The weird thing is that it will work for a couple of queries, then not work....then work for 1 query...stop for 2 or 3 queries....etc....It's very weird.
I've also taken Wireshark captures by mirroring the switch port where the server is connected to. When I receive the timeouts from the query, the server receives the initial SYN from the client, but the server never responds with a SYN/ACK. Then after a few additional queries, it will start responding with SYN/ACK's properly.
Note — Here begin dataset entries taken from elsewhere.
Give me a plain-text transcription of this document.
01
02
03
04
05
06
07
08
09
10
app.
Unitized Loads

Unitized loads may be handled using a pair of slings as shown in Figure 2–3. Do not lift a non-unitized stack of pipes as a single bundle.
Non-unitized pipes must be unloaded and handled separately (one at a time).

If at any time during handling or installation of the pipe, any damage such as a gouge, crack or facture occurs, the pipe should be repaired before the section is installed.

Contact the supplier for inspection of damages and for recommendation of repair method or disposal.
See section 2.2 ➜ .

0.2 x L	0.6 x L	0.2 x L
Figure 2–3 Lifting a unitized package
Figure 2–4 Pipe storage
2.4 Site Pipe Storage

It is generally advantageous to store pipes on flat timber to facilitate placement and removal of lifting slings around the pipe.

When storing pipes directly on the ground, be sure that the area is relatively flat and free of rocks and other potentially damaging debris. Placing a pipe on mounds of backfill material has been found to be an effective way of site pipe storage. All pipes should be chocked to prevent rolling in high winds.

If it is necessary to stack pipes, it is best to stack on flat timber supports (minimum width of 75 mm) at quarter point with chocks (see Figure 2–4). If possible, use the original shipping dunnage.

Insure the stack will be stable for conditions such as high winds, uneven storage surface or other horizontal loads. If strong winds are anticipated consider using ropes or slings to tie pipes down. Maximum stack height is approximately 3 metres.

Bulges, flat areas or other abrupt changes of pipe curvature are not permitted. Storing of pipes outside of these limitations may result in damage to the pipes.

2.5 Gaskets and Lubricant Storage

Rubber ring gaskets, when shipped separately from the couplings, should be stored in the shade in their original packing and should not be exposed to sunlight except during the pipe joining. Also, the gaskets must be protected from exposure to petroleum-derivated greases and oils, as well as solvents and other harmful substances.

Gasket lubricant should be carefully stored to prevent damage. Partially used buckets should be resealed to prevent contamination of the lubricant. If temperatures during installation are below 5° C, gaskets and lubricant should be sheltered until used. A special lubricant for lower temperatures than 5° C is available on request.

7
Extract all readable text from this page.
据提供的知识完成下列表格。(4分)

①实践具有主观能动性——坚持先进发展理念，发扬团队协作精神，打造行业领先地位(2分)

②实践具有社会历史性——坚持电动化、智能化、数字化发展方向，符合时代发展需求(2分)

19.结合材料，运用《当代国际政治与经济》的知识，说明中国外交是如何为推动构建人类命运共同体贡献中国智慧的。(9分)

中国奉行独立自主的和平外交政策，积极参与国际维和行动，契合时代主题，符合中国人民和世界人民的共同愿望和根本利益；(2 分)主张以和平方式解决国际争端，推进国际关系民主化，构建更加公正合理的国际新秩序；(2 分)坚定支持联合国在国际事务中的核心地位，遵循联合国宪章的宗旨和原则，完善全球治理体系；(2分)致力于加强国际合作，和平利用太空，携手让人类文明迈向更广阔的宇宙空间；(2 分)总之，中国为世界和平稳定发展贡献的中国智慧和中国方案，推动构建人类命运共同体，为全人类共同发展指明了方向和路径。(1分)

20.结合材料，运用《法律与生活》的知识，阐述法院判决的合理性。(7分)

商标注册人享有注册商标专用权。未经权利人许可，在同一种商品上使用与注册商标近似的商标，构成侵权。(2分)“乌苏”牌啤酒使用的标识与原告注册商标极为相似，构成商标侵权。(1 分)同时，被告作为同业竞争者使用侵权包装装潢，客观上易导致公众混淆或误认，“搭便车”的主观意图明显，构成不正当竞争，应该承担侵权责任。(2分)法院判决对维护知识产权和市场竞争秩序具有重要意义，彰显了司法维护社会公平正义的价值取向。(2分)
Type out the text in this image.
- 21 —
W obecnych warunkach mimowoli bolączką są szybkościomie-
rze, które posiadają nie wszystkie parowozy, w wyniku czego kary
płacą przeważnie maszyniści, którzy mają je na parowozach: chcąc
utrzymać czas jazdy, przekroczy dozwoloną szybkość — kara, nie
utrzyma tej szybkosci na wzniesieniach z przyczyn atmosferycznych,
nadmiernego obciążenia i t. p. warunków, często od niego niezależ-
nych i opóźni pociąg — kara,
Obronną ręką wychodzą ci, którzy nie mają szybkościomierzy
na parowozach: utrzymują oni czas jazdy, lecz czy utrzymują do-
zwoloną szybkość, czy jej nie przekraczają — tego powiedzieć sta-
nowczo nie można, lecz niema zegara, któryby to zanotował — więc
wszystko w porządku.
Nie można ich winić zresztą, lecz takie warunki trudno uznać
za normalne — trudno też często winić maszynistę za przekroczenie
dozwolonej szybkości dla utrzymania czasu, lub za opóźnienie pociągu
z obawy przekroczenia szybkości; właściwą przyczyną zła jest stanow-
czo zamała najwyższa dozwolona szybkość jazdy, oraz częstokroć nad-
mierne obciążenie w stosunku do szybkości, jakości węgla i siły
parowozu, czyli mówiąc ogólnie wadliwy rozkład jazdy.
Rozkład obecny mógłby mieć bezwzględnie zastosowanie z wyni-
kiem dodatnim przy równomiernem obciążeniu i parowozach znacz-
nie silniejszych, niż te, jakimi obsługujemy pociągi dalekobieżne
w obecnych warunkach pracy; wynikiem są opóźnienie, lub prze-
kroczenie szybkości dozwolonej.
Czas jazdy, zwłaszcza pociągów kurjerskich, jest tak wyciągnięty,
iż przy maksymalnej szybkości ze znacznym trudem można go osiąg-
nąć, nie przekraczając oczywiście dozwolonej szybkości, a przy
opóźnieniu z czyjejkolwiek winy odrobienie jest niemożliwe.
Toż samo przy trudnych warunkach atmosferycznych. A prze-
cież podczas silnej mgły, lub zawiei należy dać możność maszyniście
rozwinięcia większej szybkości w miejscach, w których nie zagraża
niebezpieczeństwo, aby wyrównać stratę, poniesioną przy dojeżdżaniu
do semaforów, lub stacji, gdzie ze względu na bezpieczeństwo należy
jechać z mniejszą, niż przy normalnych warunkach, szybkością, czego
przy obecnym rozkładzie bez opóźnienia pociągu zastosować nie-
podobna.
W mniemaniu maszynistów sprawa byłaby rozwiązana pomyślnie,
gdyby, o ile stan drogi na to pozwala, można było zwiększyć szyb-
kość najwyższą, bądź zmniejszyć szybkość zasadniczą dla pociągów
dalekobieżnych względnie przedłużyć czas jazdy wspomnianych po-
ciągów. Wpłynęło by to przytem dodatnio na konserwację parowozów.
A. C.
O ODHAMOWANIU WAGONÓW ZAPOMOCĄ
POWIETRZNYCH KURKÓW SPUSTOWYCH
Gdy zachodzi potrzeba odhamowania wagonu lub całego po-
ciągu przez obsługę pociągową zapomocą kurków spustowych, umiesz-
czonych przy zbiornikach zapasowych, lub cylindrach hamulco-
I've replicated this problem on multiple Windows 2003 servers.
We currently accomplish the same task by using Linux and OpenVMS servers and do not experience the same problem (workstations are on the same networks, and servers are on the same networks).
Any ideas??? This sounds like it is totally an issue with the operating system on the server, but I need a better explination of why it is doing what it is doing. I can provide more details on exactly what is going on if needed.